Members of the local and neighbouring congregations can take their "own children" home from noon on Saturday till Sunday afternoon every second week. Only such persons can do this as are morally suitable. We seek by means of these family visits to form in the children a true picture of Christian family life which in a state institution they could never experience.

The children are divided into 9 groups. In setting up each group, age, personality and physical and mental capabilities are taken into account. In each group there are 6-8 children. Each room has its own washroom and the disabled have their own specially fitted out washroom. Education is provided in the building for those who are either physically incapable of going to school or who are intellectually disabled. In the grounds there is a flower bed (60 yards long by 30" wide) for the children where even those confined to wheel-chairs can enjoy the pleasure of gardening. In the building there is a computer room with permanent internet access, a therapy room, a library, a study room and a practice kitchen.

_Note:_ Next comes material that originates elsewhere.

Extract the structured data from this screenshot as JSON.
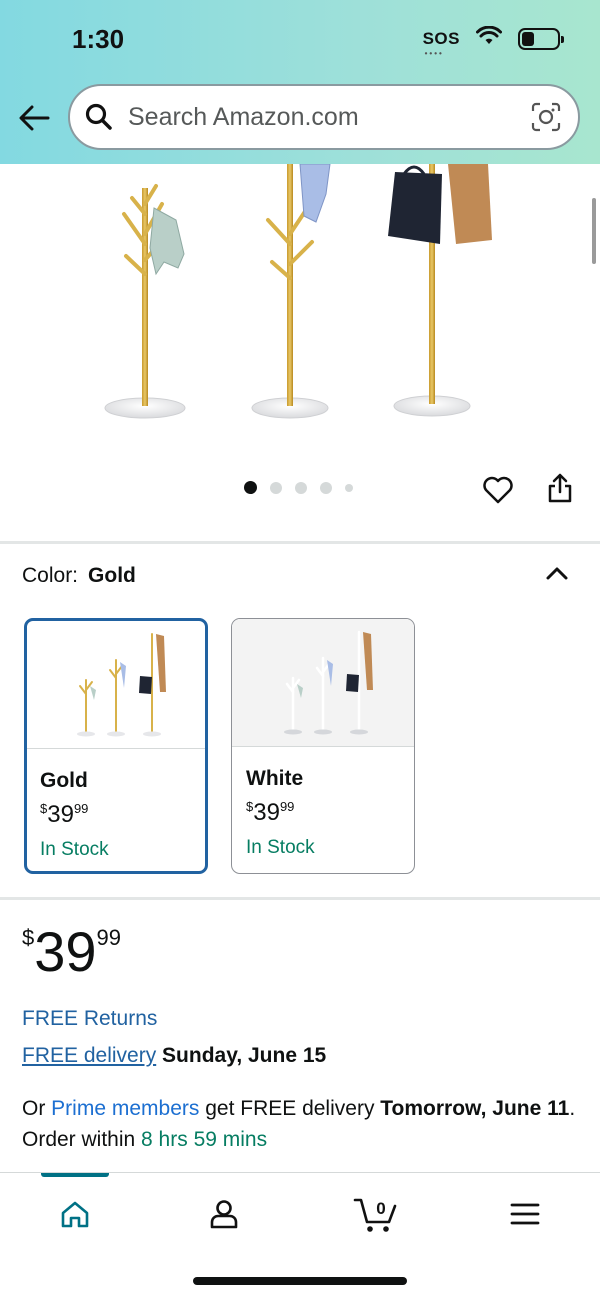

The children have the possibility of using various open-air recreational facilities suited to each age group. There are three small play areas, a soccer field, a 23 ft diameter swimming pool and the opportunity to go horse riding too. there is also a fish pond on which it is possible to go boating and each child who can ride a bicycle has one of her own. The children often go on trips to the nearby woods and regularly organise various outings during the holidays. Visits are made to the well known sights and towns of Carpathia. Sometimes neighbouring towns are visited so that they get to know town life as well.